If this is such an unfair practice then why doesn’t someone jump in and start a discount processing company? Either this has happened and the new companies don’t want to mess with these chain retailers OR the fees really aren’t high enough to allow other providers to enter the market and make a profit. Retailers whine about cost that they don’t pay (all of this passed on to the consumer) but don’t have the guts to do anything about it. Sam’s Clubs used to only take Discover Cards. Why don’t the C-stores band together and fund a new card or stop taking MC, Visa, etc.? Maybe they should team up with Wal-Mart and get into the banking business.
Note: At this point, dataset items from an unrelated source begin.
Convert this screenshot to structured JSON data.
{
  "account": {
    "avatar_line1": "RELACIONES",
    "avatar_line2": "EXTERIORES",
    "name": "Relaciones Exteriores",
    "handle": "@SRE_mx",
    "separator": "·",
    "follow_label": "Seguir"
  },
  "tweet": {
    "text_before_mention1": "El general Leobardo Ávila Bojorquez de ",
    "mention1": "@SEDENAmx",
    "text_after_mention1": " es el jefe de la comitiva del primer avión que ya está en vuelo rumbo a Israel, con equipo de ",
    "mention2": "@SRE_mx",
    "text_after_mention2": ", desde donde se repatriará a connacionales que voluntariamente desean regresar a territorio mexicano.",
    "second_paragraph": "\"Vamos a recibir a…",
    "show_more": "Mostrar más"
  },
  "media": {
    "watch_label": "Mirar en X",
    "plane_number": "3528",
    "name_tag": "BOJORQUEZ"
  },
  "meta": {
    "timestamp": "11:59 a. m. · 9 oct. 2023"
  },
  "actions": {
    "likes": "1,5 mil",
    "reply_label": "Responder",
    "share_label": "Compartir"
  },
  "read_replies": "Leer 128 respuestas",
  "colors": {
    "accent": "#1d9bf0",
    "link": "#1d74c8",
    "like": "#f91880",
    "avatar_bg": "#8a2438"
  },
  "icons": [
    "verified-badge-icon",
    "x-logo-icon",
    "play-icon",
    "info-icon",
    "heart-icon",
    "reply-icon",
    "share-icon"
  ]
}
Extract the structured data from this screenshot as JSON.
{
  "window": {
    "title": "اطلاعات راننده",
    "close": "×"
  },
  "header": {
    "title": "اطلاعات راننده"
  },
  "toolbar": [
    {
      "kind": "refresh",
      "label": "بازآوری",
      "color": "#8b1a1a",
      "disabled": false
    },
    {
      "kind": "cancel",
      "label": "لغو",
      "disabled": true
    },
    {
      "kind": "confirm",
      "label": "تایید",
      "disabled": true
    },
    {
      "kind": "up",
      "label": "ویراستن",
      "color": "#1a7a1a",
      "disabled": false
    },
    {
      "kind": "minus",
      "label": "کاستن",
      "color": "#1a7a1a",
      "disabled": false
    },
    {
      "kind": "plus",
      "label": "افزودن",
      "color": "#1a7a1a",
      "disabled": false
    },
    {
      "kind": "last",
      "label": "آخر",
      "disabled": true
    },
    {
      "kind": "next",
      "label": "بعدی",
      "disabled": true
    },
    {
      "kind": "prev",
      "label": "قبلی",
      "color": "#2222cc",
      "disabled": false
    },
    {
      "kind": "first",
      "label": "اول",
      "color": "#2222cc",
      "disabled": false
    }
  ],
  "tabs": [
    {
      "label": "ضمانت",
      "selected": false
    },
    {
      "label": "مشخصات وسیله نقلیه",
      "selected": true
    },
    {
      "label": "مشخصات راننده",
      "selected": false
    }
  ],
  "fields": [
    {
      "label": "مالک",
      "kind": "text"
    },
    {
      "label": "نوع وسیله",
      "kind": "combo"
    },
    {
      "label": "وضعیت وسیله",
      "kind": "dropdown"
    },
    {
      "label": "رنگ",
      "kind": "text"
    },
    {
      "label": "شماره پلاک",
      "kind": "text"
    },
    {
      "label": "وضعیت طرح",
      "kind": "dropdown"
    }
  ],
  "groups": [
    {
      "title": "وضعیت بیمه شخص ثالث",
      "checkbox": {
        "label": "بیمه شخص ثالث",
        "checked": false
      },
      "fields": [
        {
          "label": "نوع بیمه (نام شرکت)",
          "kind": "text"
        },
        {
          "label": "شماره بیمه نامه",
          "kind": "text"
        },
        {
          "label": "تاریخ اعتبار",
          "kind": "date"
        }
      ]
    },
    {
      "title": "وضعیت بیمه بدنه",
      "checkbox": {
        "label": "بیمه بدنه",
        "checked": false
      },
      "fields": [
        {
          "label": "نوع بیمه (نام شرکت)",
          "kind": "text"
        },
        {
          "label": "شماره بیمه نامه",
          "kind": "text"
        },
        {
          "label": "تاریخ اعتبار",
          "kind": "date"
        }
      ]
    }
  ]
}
With regard to the statement that fees from C-stores sales exceeding the Credit Card Companies’ bottom line profit–how stupid is that? Gee, my income in 2006 exceeded that of Ford Motor Company. I guess comparisons like this erode any confidence anyone might have in a retail organization. It would sure make me hesitant to invest in a group of companies who don’t know the difference between revenue and profit and try to compare one to the other.

David Livingston
David Livingston

As long as consumers keep getting 5% back in rebates every time they use plastic they probably could care less what the fees are. They know if they pay with cash, they lose money.

David Biernbaum

Most consumers are probably either unaware or not well informed about the relationships involved with credit cards, cost to retailers, and end-user pricing, however, until the pipeline offers cash discounts to consumers, which I don’t necessarily recommend, or until the economy has other practical working alternatives for consumer convenience, there is no chance that the majority of consumers would trade the convenience of credit cards for generally lower prices.

Mike Bann
Mike Bann

Until I entered the retail loyalty marketing world a year or so ago I was mostly unaware of interchange fees. I believe this to be the case for most consumers. Furthermore, they have no idea that reward cards carry even higher fees or that the 3 digit security code on the back reduces those fees somewhat. Consumers often use the card they feel gives them the best reward or the one they have the lowest balance on. Merchants need to be more proactive to find ways to curb these costs. That is one of the key reasons we market our new loyalty “CashValue” card program to a coalition of merchants that can accept the card as a form of payment and pay no transaction fees. Retail coalitions have not yet gained a stronghold in the USA but they will. Coalitions will allow more merchants to work together to further reduce many different operational and marketing costs.